Тёмные фигуры ассасинов в капюшонах и масках проявляются на галерее над залом. Туда решили в этот раз не пускать публику, чтобы никто не облил случайно элем сидящих за столиками, и помешать им некому. Вниз летят шары магического пламени. Первым вспыхивает занавес, за ним — деревянные декорации, столы, доски пола, отделка стен… Огонь, подпитываемый заклятиями, охватывает помещение театра, люди кидаются к выходам, но там бушует пламя…
В руках у Полчека осыпается пылью самая крупная из оставшихся бусин — и крики «Пожар! Пожар!» раздались не после, а за секунду до начала поджога. Публика, теснясь и толкаясь в проходах, успевает покинуть зал до того, как огонь перекроет выходы.
В фойе Спичка окатывает элем из бочек тех, на ком загорелась одежда, но, чтобы погасить огонь в зале, этого мало. Через несколько минут «Скорлупа» охвачена пламенем полностью — оно гудит в осыпавшихся стёклами окнах, вырывается в прорехи латанной крыши, которая, недолго посопротивлявшись, обваливается внутрь, выбросив в вечернее небо столб весёлых искр.

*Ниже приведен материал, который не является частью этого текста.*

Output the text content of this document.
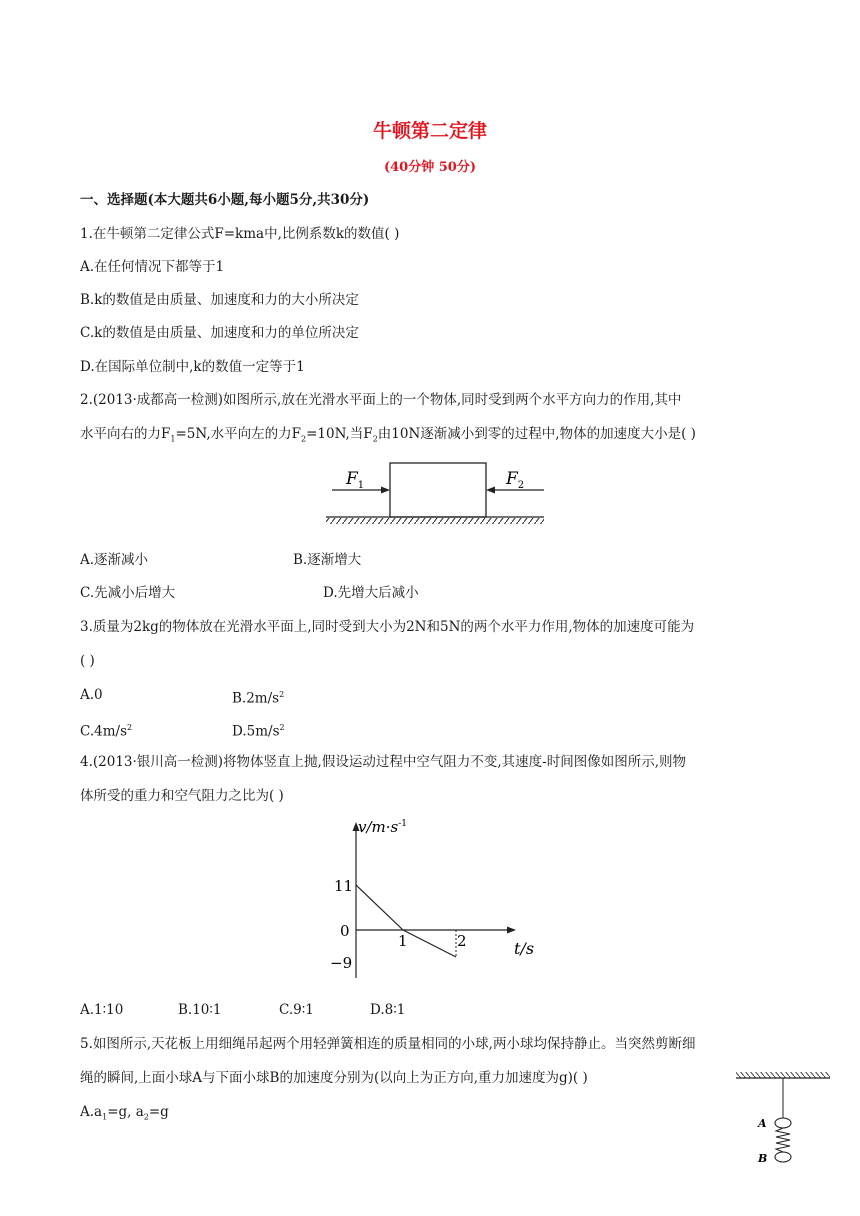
牛顿第二定律
(40分钟 50分)
一、选择题(本大题共6小题,每小题5分,共30分)
1.在牛顿第二定律公式F=kma中,比例系数k的数值( )
A.在任何情况下都等于1
B.k的数值是由质量、加速度和力的大小所决定
C.k的数值是由质量、加速度和力的单位所决定
D.在国际单位制中,k的数值一定等于1
2.(2013·成都高一检测)如图所示,放在光滑水平面上的一个物体,同时受到两个水平方向力的作用,其中
水平向右的力$F_1=5N$,水平向左的力$F_2=10N$,当$F_2$由10N逐渐减小到零的过程中,物体的加速度大小是( )
$F_1$	$F_2$
A.逐渐减小	B.逐渐增大
C.先减小后增大	D.先增大后减小
3.质量为2kg的物体放在光滑水平面上,同时受到大小为2N和5N的两个水平力作用,物体的加速度可能为
( )
A.0	$B.2m/s^2$
$C.4m/s^2$	$D.5m/s^2$
4.(2013·银川高一检测)将物体竖直上抛,假设运动过程中空气阻力不变,其速度-时间图像如图所示,则物
体所受的重力和空气阻力之比为( )
$v/m\cdot s^{-1}$
t/s
11
0
−9
1	2
A.1∶10	B.10∶1	C.9∶1	D.8∶1
5.如图所示,天花板上用细绳吊起两个用轻弹簧相连的质量相同的小球,两小球均保持静止。当突然剪断细
绳的瞬间,上面小球A与下面小球B的加速度分别为(以向上为正方向,重力加速度为g)( )
$A.a_1=g$, $a_2=g$
A
B
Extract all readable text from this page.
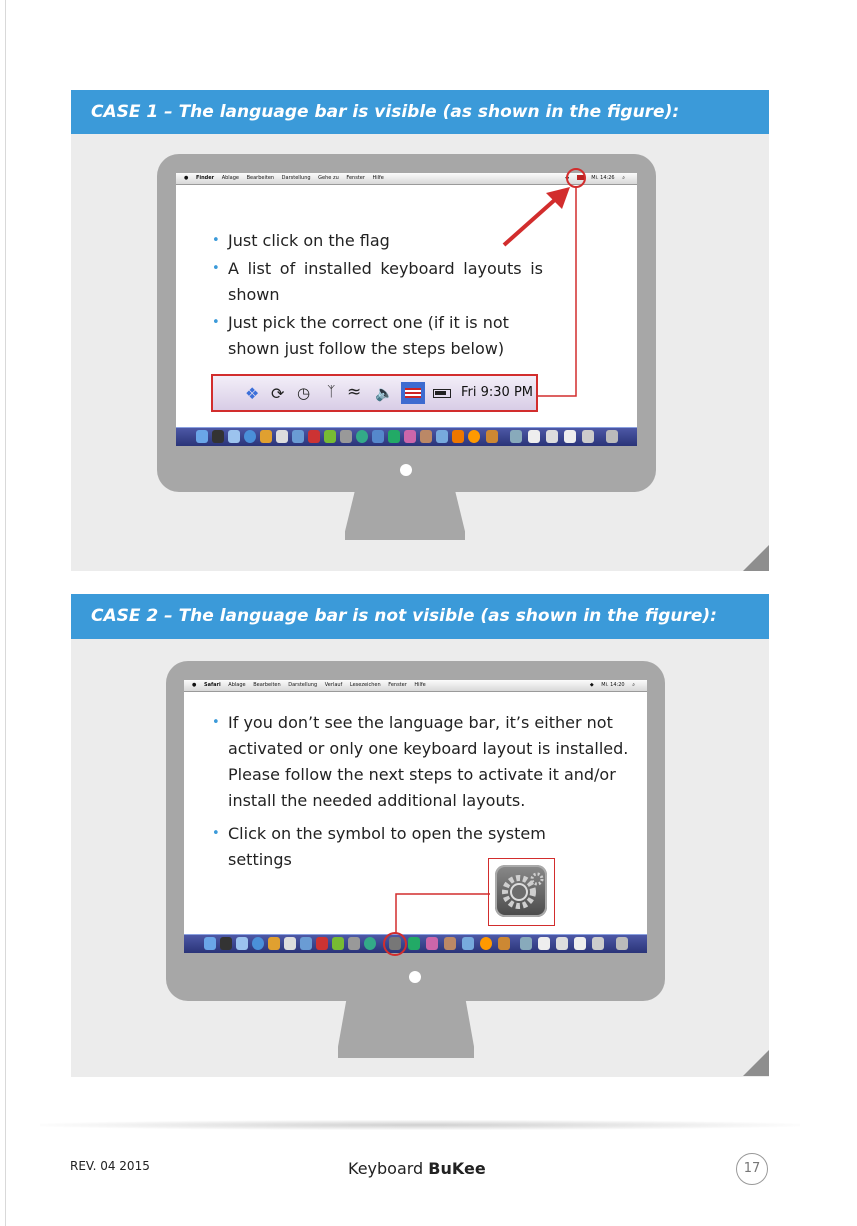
CASE 1 – The language bar is visible (as shown in the figure):
● Finder Ablage Bearbeiten Darstellung Gehe zu Fenster Hilfe	◆	Mi. 14:26 ⌕
• Just click on the flag
• A list of installed keyboard layouts is shown
• Just pick the correct one (if it is not shown just follow the steps below)
❖ ⟳ ◷ ᛉ ≈ 🔈	Fri 9:30 PM
CASE 2 – The language bar is not visible (as shown in the figure):
● Safari Ablage Bearbeiten Darstellung Verlauf Lesezeichen Fenster Hilfe	◆ Mi. 14:20 ⌕
• If you don’t see the language bar, it’s either not activated or only one keyboard layout is installed. Please follow the next steps to activate it and/or install the needed additional layouts.
• Click on the symbol to open the system settings
REV. 04 2015	Keyboard BuKee	17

Городская огнеборная команда прибывает быстро — в порту очень внимательно относятся к пожарной безопасности, но, когда маги-пирокинетики вбирают в магические сосуды огонь, погасшее здание представляет собой весьма печальное зрелище.
— Я ничего не успела забрать, — вздыхает Фаль. — На мне платье Падпараджи. Оно огромное, когда я без ходуль, но наполовину сгоревшее и залито элем.
— Вещи не важны, — утешает её Кифри, — от них только дурная память.
— Ещё от них бывает тепло поздним прохладным вечером, — не соглашается с ним Завирушка, чья мантия тоже успела загореться и быть потушенной, поэтому насквозь мокрая и пахнет подгоревшим хмелем.
— Удобно быть демоном, — отвечает ей ничуть не пострадавший от огня Пан. — Но как режиссёра меня лишили величайшего триумфа в карьере.
— Я теперь воистину Горелая Спичка, — оглядывает свой пострадавший наряд дварфиха.
— А я — модный лысый котик, — с досадой осматривает спалённую клочьями шерсть табакси.
— Мои сиблинги хотят сказать, — подытожил Эд, — что все живы, и ладно. Театр — это не здание. Театр — это мы. А значит, и «Дом Живых» жив.